Et bien je n’ai rien vu qui ressemble à des sillons de charrue. Aucun travail agricole attribuable à un cheval ni même à un être humain. Rien ! Un lopin de terre de très mauvaise qualité parsemé de nombreux cailloux. Par contre les traces des chenilles des engins de chantier sont toujours présentes ce qui me fait dire que nous sommes devant une impensable mise en scène. 

Encore une fois regardez les photos et jugez par vous même.

Pas de bol avec le miel

Fidèle à ses habitudes, Serge Deuilhé se met en scène via une promotion photoshopée et convenue, mais lorsqu’on gratte un peu, le vernis s’écaille et il est aisé de constater le décalage entre les paroles et les actes. 

Il existe de nombreuses similitudes avec l’opération de COM « produits locaux » menée par la mairie au moment de Noël lors de la distribution d’un colis gratuit aux ainés de la commune.
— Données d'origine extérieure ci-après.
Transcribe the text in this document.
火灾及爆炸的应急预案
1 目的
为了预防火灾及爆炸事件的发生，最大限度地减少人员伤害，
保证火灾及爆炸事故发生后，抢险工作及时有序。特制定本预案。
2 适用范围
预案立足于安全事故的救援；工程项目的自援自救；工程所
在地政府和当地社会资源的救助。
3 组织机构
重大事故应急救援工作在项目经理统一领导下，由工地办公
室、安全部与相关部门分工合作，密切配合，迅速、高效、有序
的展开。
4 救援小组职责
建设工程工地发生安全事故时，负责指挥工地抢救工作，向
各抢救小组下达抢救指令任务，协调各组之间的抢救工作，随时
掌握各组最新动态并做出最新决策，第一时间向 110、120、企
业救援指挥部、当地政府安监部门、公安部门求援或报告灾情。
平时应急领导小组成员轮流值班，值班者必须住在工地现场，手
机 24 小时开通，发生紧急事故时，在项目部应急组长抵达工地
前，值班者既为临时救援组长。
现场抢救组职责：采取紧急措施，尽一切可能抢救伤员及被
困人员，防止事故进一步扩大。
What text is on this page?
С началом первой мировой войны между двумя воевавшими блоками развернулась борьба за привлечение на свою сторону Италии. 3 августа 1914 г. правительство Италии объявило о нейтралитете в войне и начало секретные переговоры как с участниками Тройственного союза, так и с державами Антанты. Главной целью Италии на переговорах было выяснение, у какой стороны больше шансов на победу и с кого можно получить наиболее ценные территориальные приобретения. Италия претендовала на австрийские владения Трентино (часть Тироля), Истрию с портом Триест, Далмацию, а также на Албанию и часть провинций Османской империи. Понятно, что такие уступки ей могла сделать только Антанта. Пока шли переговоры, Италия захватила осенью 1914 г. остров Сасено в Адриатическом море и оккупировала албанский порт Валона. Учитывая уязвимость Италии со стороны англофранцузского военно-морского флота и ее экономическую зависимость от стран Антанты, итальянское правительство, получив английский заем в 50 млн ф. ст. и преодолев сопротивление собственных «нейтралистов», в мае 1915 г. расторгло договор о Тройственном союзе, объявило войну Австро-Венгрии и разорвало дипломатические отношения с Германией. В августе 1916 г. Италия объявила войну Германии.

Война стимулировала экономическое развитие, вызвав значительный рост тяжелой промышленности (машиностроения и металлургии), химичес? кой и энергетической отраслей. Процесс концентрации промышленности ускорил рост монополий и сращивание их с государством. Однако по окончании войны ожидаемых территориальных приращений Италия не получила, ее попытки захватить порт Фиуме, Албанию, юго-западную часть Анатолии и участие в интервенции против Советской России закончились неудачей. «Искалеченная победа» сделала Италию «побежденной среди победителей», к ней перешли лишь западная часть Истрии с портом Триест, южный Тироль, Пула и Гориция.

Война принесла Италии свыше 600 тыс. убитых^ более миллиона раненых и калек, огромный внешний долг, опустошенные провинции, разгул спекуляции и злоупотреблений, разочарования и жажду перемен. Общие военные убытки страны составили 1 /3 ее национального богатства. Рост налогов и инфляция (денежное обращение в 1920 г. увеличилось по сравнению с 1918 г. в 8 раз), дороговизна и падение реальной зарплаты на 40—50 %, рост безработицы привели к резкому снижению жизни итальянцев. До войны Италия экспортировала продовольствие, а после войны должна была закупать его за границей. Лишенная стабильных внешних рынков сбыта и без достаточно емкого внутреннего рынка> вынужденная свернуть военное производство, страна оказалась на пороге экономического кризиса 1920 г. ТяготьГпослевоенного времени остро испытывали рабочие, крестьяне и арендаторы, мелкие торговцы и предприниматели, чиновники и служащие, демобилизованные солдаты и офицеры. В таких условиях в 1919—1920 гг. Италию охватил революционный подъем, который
Des produits n’ayant rien de local, dont Thierry Bertrand avait judicieusement relevé les provenances lointaines en conseil municipal. Tous achetés via un prestataire, lui aussi lointain. Les commerçants locaux n’ayant pas été consultés, bien évidement. Dans le même temps fleurissaient des affiches en ville « Soutenez vos commerçants, achetez local ». L’abaissement de l’âge des bénéficiaires et l’attribution sans conditions de ressources faisant clairement penser à une opération de COM teintée de clientélisme à l’adresse des séniors.

Comment faire confiance à pareil attelage ?

Anecdote, le colis contenait un pot de miel « exotique » ce qui me fait dire que le candidat au TRIPLE MANDAT est bien malheureux avec les abeilles, d’où le titre de cet article.

Alors de grâce, épargnez nous vos de coup de COM. C’est carrément indécent en plus d’être cousu de fil blanc.